For the intertrochanteric fracture, the best location to obtain anatomy stability is medially[8, 9]. However, the medial region is unable to provide stability in comminuted fractures, attempts to reduce the medial buttress are different, we can sometimes obtain the anatomy reduction with closed methods, other important techniques include Kirschner reduction, enlarge proximal incision, et, al. The one circumstance where these techniques won’t work is when there is locked in the medial region of the proximal femur.
The key factors for the successful treatment of intertrochanteric fractures in the elderly are obtaining stable medical support, rigid internal fixation, good reduction, and early mobilization[10, 11]. To achieve these goals, anatomic reduction of the medial area of intertrochanteric fractures was chosen as an important method. Few studies have offered surgical tips to reduce medial displacement during implanting helical blade. After several trial, the fracture could be reduced using a right-angle plier by a small auxiliary incision.
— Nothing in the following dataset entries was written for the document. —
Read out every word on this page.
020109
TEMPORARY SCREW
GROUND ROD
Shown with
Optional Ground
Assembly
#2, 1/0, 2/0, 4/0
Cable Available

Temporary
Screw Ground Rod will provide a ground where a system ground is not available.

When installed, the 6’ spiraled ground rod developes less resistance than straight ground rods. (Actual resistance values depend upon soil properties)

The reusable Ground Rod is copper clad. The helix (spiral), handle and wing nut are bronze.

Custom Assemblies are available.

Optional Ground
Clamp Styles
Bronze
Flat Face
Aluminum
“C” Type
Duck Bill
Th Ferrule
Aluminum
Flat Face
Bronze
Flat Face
Manipulating the right angle plier is required while installing a helical blade. Reduction was achieved in all cases. Although the fracture classifications are different, the fracture time could be reduced by avoiding repeated Steinmann’s pins inserted percutaneously and hesitation for closed reduction.
In most cases reduction could be achieved by close reduction with longitudinal traction and slight internal rotation due to fracture classification. However, several fracture patterns should need open reduction. Anterior lateral incision was suggested by Hockman, anterior lateral incision can be applied around the fracture to aid fracture reduction, however, long incision and more blood loss were disadvantages.
In our patients, we suggested a small direct lateral incision to expose the fracture and got anatomy reduction according to manipulating a right angle plier. Splitting tensor fasciae latae and vastus lateralis muscle could achieve fracture area safety, subperiosteal dissection is essential to avoid injury femoral artery and nerve.
Although this study was not prospective or randomized. Furthermore, too few patients were involved. A comparison was not designed because of unpredictable surgery. Despite these weak points, this study provided several useful results. The technique was performed only medially displaced occurred in AP view. By adding this simple technique (auxiliary incision technique), it may be possible to get an anatomic reduction in elderly patients with intertrochanteric fractures.